I am attempting to use a cv::cuda::Stream thread per processing thread in my image processing pipeline. Essentially an image is processed by a thread, where i can have n threads and thus n images processed in parallel. (In my current tests i am only using 1 or 2 threads though).
Each call to cv::cuda functions is being passed its thread's cuda stream. Everything seems to be working until I get to a call to cv::cuda::meanStdDev (the version that takes a stream).
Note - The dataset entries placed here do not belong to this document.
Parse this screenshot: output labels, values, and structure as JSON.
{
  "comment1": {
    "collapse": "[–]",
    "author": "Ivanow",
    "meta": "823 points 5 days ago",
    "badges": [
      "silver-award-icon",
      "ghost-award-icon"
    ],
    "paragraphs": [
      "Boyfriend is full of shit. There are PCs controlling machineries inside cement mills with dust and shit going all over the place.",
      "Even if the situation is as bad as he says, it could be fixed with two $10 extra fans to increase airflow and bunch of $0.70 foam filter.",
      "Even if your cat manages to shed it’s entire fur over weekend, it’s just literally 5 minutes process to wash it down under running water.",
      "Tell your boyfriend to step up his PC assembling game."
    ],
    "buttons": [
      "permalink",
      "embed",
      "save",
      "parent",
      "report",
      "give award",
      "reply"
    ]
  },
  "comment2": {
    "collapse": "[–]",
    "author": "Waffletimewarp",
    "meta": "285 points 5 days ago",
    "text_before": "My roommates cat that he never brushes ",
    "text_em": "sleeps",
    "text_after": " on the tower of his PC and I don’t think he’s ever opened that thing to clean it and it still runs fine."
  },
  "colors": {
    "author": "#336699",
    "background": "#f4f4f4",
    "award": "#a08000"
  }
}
I get a crash, something to do with a kernel execution failure.
If i change nothing other than passing those same stream overloaded cv::cuda functions cv::cuda::Stream::Null() as the stream, cv::cuda::meanStdDev does not crash, and gives the right answer.
This is how i am calling the function and interpreting its output.
double vals[2];
cv::cuda::HostMem mean_std_hm;
cvc::meanStdDev(out_gimg, mean_std_hm, m_GpuStream);
m_GpuStream.waitForCompletion();
mean_std_hm.createMatHeader().copyTo(cv::Mat(1, 2, CV_64FC1, &vals[0]));
double mean = vals[0];
double stdDev = vals[1];
I checked and both calls (crashing and non-crashing calls) are getting the same image...
Any Ideas as to what might be going wrong?
I am using OpenCv 3.4.3 with the CUDA compilation flag turned on.
Thanks, -Ryan